Elle est une icône des musiques du monde. Elle s’appelle Souad Massi. Jeune chanteuse algérienne, elle a non seulement captivé les foules avec son timbre de voix propre à elle, mais elle est aussi une figure emblématique des mouvements contestataires. Elle est montée sur scène le 30 mars dernier pour une soirée caritative mémorable au profit de l’orphelinat Diar Essebil, dans le cadre des Jours Heureux ليام الزينة, organisés conjointement par le Mövenpick Hotel du Lac Tunis et l’Institut Français de Tunisie.
Interview
Quel est l’ingrédient secret pour avoir réussi à captiver le public?
Souad Massi : Je ne saurais précisément définir cet ingrédient, mais je ressens une proximité naturelle avec les personnes venues m’écouter. J’écris simplement à partir de ce qui m’inspire, de ce que j’ai vécu, de ce qui me touche. Raconter des histoires vraies, authentiques, cela parle aux gens, les connecte, les empêche de se sentir seuls. Je pense que c’est là le secret.
Souvent décrite comme la Tracy Chapman du Maghreb avec votre style musical, vous apportez une touche de fraîcheur sur scène. Quelles sont vos inspirations?
Effectivement, j’ai une large palette musicale. Dans ma jeunesse, j’écoutais beaucoup de folk, de country, car j’appréciais la guitare, mais aussi du flamenco. J’ai eu la chance de grandir au sein d’une famille où la musique était omniprésente. Mon oncle était guitariste de jazz, la plupart de mes cousins jouaient des instruments traditionnels et mes deux frères sont également musiciens. Cette immersion musicale m’a ouvert à la curiosité, m’a poussée à explorer différents styles musicaux, évitant ainsi de me confiner dans une seule esthétique. Je considère cette ouverture comme primordiale, car parfois, se limiter à un seul genre musical nous prive de nombreuses richesses.
La plupart de vos albums reflètent un engagement envers des questions de dignité, d’indépendance, de défense des droits des femmes. Justement, quel est le message adressé aux femmes en tant qu’artiste, citoyenne, en tant que femme et humaniste?
Je pense qu’être humaniste c’est important parce que si on perd notre humanité, on est mort, sans elle, nous perdons notre essence même. L’égoïsme et la solitude me terrifient. En tant que femme, mon conseil aux jeunes filles serait de se respecter avant tout, de travailler dur pour gagner leur indépendance et de ne pas dépendre d’autrui.
L’éducation est une arme précieuse qui garantit la liberté. Dans ma propre famille, j’ai vu des femmes dépendre toujours des hommes, et pourtant, elles m’ont encouragée à poursuivre mes études, à vivre librement et à me respecter.
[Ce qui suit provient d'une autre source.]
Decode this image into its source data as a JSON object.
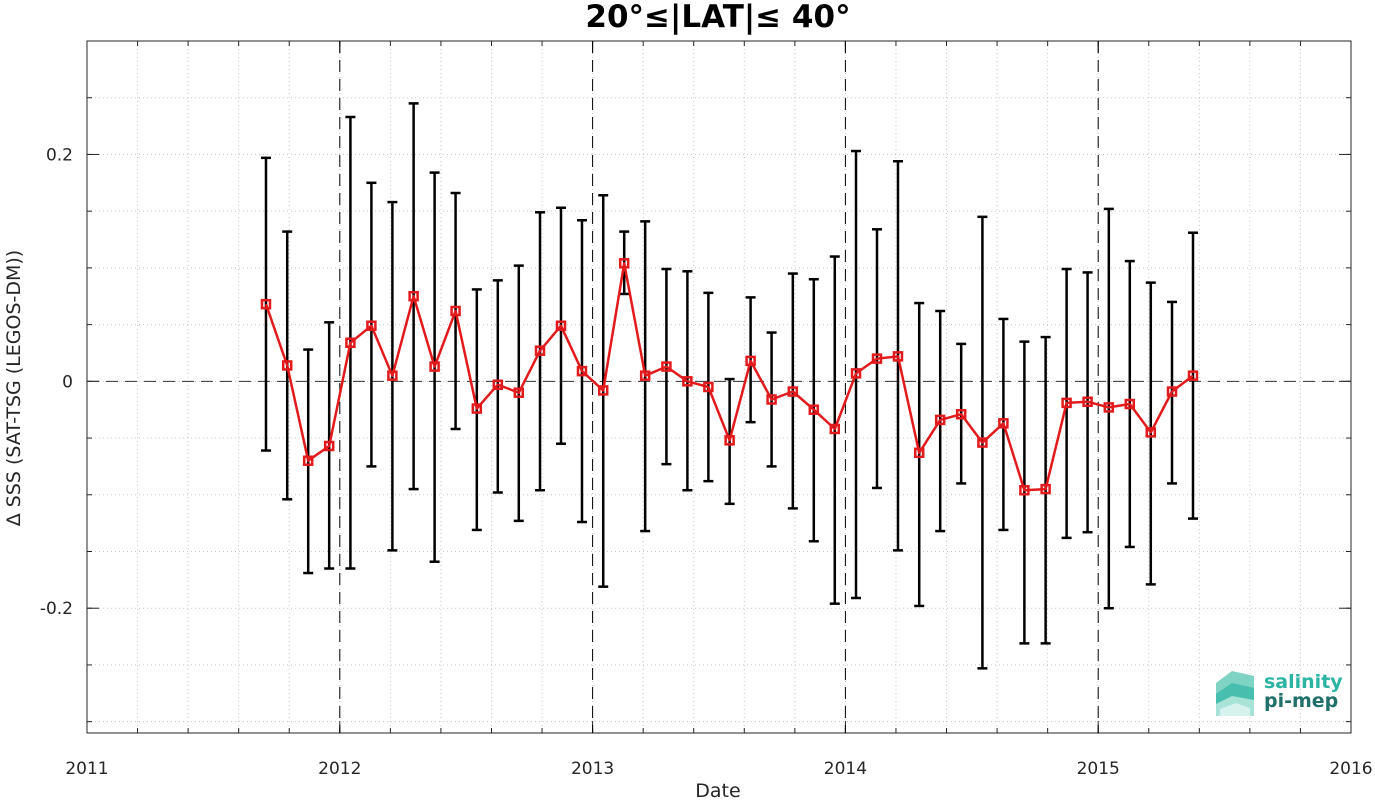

C’est un héritage que j’ai transmis à mes filles, car je suis convaincue que lorsque nous transmettons amour et respect à nos enfants, cela leur permet d’avoir un équilibre dans leur vie à l’âge adulte, leur permettant d’avancer sereinement.
Quels sont vos projets en cours? Et en tant qu’artiste cela vous intéresse-t-il de collaborer avec des artistes tunisiens? Si oui, avez-vous un nom en tête?
Mis à part Lotfi Bouchnak, je ne suis pas très familière avec les autres artistes tunisiens. Je sais que la scène tunisienne regorge de jeunes talents dans le rap, mais pour ce qui est du rock, je suis moins informée. Cependant, j’aimerais vraiment collaborer avec des artistes qui partagent ma vision artistique, ou même explorer de nouvelles voies.
Je suis très curieuse de faire de nouvelles rencontres artistiques, mais cela nécessiterait que je passe davantage de temps en Tunisie afin de pouvoir rencontrer ces artistes.
Et quels sont vos projets futurs Souad Massi?
Je suis actuellement en tournée un peu partout, et j’ai déjà commencé à écrire de nouveaux textes. L’écriture me prend beaucoup de temps, mais je prépare activement mon prochain album. Plutôt que de parler d’album, cela me met moins de pression de considérer ce travail comme une exploration de textes que je mettrai en musique. Cela me permet de me sentir plus à l’aise psychologiquement. Ensuite, viendra la tournée pour partager cette nouvelle musique avec mon public.